Portman’s announcement soon was followed by a flood of senators endorsing this freedom. Over just a two-week period in late March and early April, twelve more senators announced their support, including another Republican, Illinois Senator Mark Kirk. When the dust settled, 54 Senators (52 Democrats and 2 Republicans) were on record as supporting marriage equality. Among the 55 Democratic senators, only three still remain opposed.
Now it’s May, 2013, and the landscape is almost unrecognizable from just a year ago. This month is barely half over, in fact, and already the legislatures of three more states – Rhode Island, Delaware, and Minnesota – have passed marriage equality legislation. Moreover, all five of Rhode Island’s Republican state senators voted for the freedom to marry, the first time the legislative caucus of either of the two major political parties, in any state, unanimously had supported equal marriage rights.
Combined with the three states that recognized the freedom to marry last November, the number of marriage equality states has doubled over the past year, from six to twelve, plus the District of Columbia.
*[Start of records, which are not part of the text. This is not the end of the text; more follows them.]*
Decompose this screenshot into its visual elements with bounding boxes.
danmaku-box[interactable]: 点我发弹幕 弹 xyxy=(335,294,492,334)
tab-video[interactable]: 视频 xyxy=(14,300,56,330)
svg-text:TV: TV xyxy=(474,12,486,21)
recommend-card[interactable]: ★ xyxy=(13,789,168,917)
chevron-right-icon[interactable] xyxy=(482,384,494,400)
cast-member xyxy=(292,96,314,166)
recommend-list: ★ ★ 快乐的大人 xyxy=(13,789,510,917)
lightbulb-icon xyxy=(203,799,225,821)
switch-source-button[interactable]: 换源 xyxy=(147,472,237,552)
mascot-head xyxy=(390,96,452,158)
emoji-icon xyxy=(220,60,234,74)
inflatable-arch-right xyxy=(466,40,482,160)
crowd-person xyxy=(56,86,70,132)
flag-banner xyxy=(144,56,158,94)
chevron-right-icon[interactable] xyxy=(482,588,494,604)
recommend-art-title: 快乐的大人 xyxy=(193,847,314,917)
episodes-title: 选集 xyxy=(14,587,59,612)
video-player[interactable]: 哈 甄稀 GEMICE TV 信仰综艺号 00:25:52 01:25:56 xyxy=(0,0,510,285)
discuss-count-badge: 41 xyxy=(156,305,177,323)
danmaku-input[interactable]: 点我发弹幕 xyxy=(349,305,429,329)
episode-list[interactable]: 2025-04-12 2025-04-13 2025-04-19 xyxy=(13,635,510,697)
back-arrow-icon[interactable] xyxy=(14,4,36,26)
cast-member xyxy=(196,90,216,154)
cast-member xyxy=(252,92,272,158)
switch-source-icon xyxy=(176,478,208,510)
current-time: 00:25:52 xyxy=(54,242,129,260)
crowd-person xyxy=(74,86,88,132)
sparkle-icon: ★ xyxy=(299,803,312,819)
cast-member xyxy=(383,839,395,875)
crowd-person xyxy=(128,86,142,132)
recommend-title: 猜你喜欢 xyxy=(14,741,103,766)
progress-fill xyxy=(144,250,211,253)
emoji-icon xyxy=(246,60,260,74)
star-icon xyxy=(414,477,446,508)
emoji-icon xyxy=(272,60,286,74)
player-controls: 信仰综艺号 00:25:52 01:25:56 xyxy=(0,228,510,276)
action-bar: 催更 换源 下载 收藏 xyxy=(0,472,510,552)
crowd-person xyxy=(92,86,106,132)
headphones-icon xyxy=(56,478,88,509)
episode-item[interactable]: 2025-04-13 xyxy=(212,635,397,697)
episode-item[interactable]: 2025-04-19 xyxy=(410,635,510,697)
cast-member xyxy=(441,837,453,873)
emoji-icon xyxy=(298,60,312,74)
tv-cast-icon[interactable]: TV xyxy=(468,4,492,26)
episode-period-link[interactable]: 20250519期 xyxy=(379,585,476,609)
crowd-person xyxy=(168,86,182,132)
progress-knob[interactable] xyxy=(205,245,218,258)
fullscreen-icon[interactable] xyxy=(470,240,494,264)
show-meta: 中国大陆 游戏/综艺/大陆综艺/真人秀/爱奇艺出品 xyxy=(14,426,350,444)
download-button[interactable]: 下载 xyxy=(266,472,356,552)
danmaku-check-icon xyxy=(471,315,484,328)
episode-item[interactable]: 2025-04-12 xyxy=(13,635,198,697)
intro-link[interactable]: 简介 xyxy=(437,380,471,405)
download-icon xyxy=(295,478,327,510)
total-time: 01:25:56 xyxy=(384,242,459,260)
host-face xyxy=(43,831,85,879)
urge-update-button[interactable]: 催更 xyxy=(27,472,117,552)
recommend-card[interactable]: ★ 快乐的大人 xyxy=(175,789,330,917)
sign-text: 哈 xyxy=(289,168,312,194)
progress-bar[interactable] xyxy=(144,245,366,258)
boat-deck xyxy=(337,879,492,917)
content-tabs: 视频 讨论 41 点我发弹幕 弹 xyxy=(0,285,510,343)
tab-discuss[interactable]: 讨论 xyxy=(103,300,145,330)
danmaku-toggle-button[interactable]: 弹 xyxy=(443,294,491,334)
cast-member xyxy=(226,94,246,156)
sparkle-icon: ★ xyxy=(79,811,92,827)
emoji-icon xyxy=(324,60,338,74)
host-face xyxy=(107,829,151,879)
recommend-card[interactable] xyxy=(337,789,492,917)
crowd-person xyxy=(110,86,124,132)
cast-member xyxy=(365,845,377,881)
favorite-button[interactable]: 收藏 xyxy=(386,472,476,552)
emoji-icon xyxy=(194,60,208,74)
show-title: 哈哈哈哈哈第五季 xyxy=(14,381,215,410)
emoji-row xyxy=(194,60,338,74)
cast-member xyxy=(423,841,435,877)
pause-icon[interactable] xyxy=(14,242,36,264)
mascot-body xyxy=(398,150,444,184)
And Illinois still could swell these ranks by one more before the end of this month.
Given where we stand now compared to one year ago, then, it’s all but impossible to predict how different things might look a year from now.
What will the state of marriage equality be in May, 2014? Which other states might recognize the freedom to marry by then? Oregon, which is planning to take the issue to the voters in November? Ohio, where the state Democratic Party just announced plans to attempt to repeal the state’s constitutional ban and recognize marriage equality, perhaps this fall? New Jersey, which has until January to override the governor’s veto of a marriage bill already passed by the legislature?
And next month also promises to alter the landscape, for better or for worse, as the Supreme Court issues its rulings in the Prop 8 and DOMA cases.
We can only speculate on which of the myriad possible outcomes will prevail – or whether the Court even will rule on the cases’ merits at all – but they include possibilities that could bring the freedom to marry to California alone, to California and the eight other states that offer civil unions or domestic partnerships, or even to all fifty states, though the latter seems unlikely to most advocates and legal analysts.
Even the most restrictive of these positive outcomes – recognizing the freedom to marry only in California – still would be quite significant. Though it would increase the tally of marriage equality states by only one more, because California is so populous the percentage of Americans living in marriage equality states would nearly double.
Of course, the Supreme Court also could uphold Prop 8, ruling that notwithstanding the equal protection guarantees of the U.S. constitution, a majority may vote to restrict or even revoke a minority’s right to marry. But even this worst-case scenario no longer has the power to threaten or discourage me. It is clear, even to our opponents, that the recognition of the freedom to marry is a foregone conclusion, sooner or later.
At its best, the Court could read the same tea leaves and affirm once and for all that the U.S. constitution protects the freedom to marry for all Americans, right now, and regardless of where they live, just as it did in 1967 for interracial couples. But even at its worst, while the Court could slow the pace of freedom a little, it can neither stop nor reverse it. That horse already has left the barn. And it’s pulling a white wedding carriage all the way down to City Hall.